Au cours d’une convention de L’Union fait la Nation (UN) en 2013, Bruno Amoussou, alors président de cette coalition de partis politiques de l’opposition avait affirmé que les acteurs de l’opposition n’en pouvaient plus d’être toujours là à apporter de l’eau pour éteindre les différents feux que le régime d’alors allumait et qu’ils commençaient à avoir mal de porter l’eau. Aujourd’hui, les responsables du parti Les Démocrates (LD) en font plus car les feux sont plus nombreux et plus intenses. Obligés qu’ils sont de quémander un minimum de droits, de liberté pour eux et pour les populaires, ils ne s’empêchent guère d’appeler à la paix, au retour à un régime plus ouvert et à la fin de la vendetta politique.

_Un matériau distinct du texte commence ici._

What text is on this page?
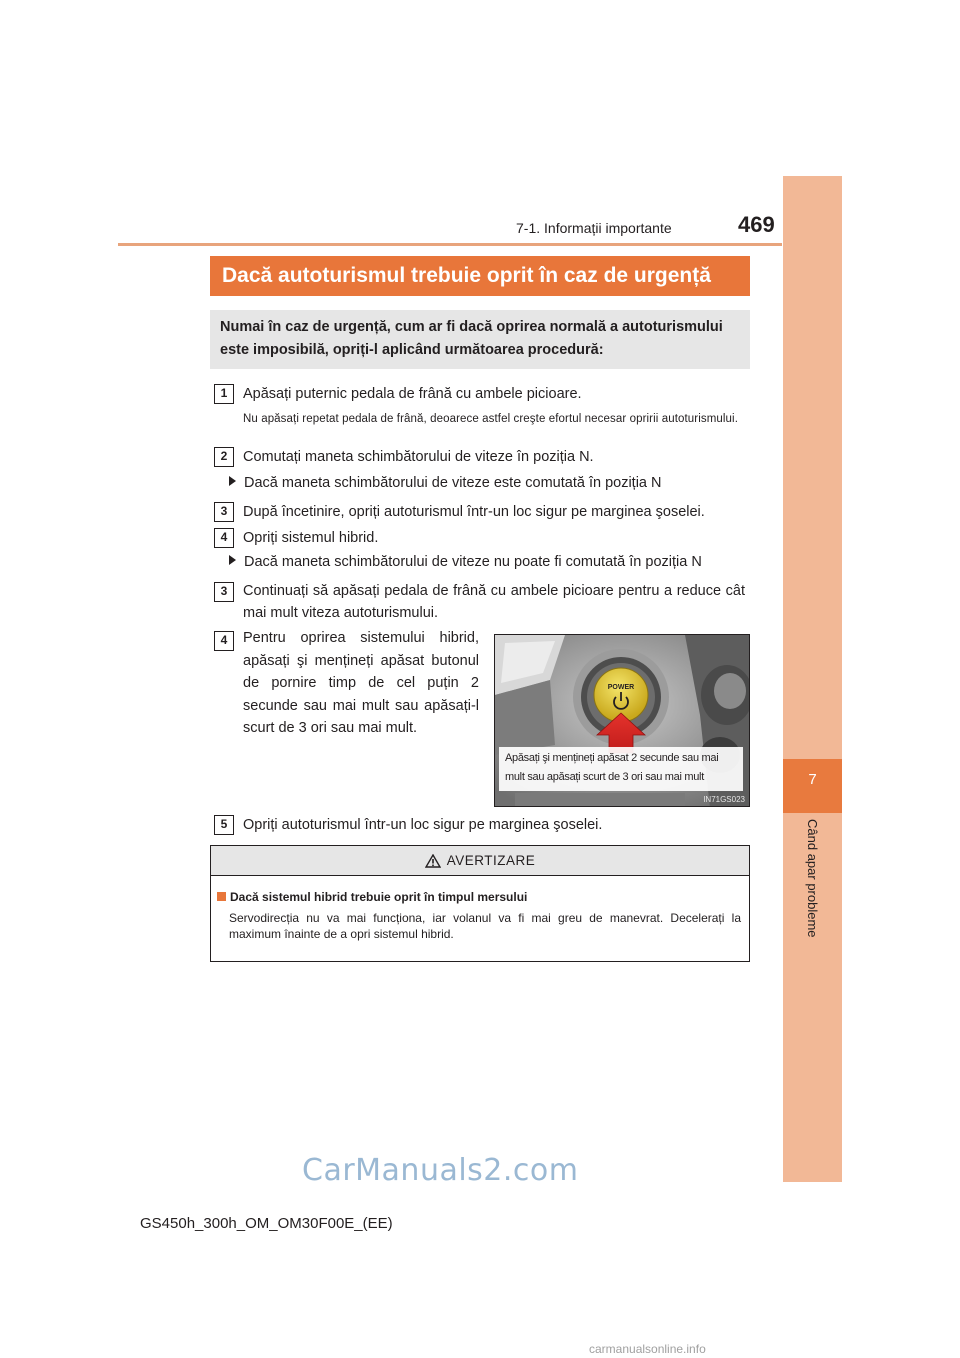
7-1. Informații importante	469
7
Când apar probleme
Dacă autoturismul trebuie oprit în caz de urgență
Numai în caz de urgență, cum ar fi dacă oprirea normală a autoturismului este imposibilă, opriți-l aplicând următoarea procedură:
1	Apăsați puternic pedala de frână cu ambele picioare.
Nu apăsați repetat pedala de frână, deoarece astfel creşte efortul necesar opririi autoturismului.
2	Comutați maneta schimbătorului de viteze în poziția N.
Dacă maneta schimbătorului de viteze este comutată în poziția N
3	După încetinire, opriți autoturismul într-un loc sigur pe marginea şoselei.
4	Opriți sistemul hibrid.
Dacă maneta schimbătorului de viteze nu poate fi comutată în poziția N
3	Continuați să apăsați pedala de frână cu ambele picioare pentru a reduce cât mai mult viteza autoturismului.
4	Pentru oprirea sistemului hibrid, apăsați şi mențineți apăsat butonul de pornire timp de cel puțin 2 secunde sau mai mult sau apăsați-l scurt de 3 ori sau mai mult.
POWER
Apăsați şi mențineți apăsat 2 secunde sau mai mult sau apăsați scurt de 3 ori sau mai mult
IN71GS023
5	Opriți autoturismul într-un loc sigur pe marginea şoselei.
AVERTIZARE
Dacă sistemul hibrid trebuie oprit în timpul mersului
Servodirecția nu va mai funcționa, iar volanul va fi mai greu de manevrat. Decelerați la maximum înainte de a opri sistemul hibrid.
CarManuals2.com
GS450h_300h_OM_OM30F00E_(EE)
carmanualsonline.info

Julien Kansou Kandé fait partie de ces porteurs d’eau. Dans ces différentes adresses et messages, il critique les travers du régime mais surtout propose des solutions pour le retour de notre pays dans le cercle envieux des pays ancrés dans la démocratie. Son dernier message présente une situation critique et inquiétante du mal-être national actuel qui a gangrené la classe politique et qui s’est métastasé dans les institutions de la république. « La crise institutionnelle est si aiguë qu’aller devant la Cour Constitutionnelle pour un dossier n’est plus la peine. Si c’est l’opposition qui a raison, le dossier est déclaré irrecevable ou à la limite la cour se déclare incompétente. Les élections passées ont été la preuve selon laquelle il y a la crise institutionnelle au point où la cour ne pouvait pas ordonner à la CENA de sortir les documents qui lui ont servi de base de compilation de résultats. Pour les présidents de commission, la règle de proportionnalité dictée par cette Cour a mis en cause une décision de 2011 », déplore le politicien-poète.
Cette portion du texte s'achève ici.